Mark Twain in Rom
Mark Twain (1835-1910) machte mit seinen Satiren und Humoresken Schule. Man liest ihn immer mit Gewinn. Der Ruhm kam über ihn, als er vor 150 Jahren das Reisebuch The Innocents Abroad veröffentlichte (dt. Die Arglosen im Ausland). Es behandelte eine fünfmonatige Europareise, die ihn 1867 mit dem Schiff The Quaker auch nach Venedig, Florenz und Rom führte — und da wurde es für mich interessant. Mark Twain enttäuscht einen nie.
1867 war Italien erst seit 6 Jahren ein Königreich, und die Unabhängigkeit folgte erst 1871. Den ersten Satz Mark Twains aus der folgenden Passage werden viele unterschreiben wollen — und den Rest auch.
Es gibt eine ganze Menge Dinge an diesem Italien, die ich nicht begreife — und besonders kann ich nicht begreifen, wie eine bankrotte Regierung so palastartige Bahnhöfe und so wunderbare Chausseen besitzen kann. … Dieses Land ist bankrott. Es ist keine echte Grundlage für diese großen Werke vorhanden. Der Wohlstand, den sie andeuten möchten, ist Schein.
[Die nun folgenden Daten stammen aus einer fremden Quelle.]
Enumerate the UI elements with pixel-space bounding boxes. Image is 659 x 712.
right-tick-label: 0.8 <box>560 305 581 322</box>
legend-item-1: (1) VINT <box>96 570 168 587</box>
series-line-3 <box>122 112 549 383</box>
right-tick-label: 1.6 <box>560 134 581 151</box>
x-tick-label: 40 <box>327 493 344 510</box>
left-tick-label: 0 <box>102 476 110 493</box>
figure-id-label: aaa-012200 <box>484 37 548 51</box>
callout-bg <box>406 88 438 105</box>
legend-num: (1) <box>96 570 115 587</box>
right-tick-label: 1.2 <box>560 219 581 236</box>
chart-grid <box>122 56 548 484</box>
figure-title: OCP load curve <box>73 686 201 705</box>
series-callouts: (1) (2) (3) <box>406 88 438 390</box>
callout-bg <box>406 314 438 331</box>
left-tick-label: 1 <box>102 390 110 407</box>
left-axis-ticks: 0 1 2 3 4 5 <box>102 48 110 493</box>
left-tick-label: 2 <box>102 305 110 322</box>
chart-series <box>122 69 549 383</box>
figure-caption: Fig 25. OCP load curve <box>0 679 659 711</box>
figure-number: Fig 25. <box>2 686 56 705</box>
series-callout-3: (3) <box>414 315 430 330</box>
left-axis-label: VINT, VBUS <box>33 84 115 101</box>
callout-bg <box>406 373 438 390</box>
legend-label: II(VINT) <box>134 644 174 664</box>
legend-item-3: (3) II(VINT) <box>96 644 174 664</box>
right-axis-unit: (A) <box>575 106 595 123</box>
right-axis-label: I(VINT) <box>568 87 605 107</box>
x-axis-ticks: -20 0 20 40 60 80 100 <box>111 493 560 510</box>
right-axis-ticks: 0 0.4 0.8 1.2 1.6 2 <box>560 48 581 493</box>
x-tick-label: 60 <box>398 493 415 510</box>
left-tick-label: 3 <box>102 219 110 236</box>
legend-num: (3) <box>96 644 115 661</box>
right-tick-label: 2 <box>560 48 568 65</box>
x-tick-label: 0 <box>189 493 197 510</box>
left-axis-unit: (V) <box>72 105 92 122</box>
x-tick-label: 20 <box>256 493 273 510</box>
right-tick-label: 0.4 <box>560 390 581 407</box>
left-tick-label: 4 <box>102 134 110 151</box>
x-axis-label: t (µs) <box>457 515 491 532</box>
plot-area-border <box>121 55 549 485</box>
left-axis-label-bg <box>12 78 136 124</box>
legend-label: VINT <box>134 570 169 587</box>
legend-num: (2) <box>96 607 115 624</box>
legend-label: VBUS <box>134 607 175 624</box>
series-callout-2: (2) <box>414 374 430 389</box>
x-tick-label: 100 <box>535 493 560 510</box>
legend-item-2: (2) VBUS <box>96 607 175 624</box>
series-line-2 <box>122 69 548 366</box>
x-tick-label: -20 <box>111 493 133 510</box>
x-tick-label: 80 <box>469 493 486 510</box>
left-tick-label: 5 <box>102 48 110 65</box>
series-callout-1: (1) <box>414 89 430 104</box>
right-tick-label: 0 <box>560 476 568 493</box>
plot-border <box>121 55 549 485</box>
Das stimmt 150 Jahre später immer noch (oder schon wieder). Italien gehört weltweit zu den am meisten verschuldeten Ländern — 132 Prozent des Bruttoinlandsprodukts oder 235 Billionen Euro. Eine Schuldenuhr auf dieser Seite zeigt, wie die Staatsverschuldung sekündlich steigt. Sie beträgt 38.943 Euro pro Bürger. Eigentlich ist Italien bankrott, aber es wird ignoriert.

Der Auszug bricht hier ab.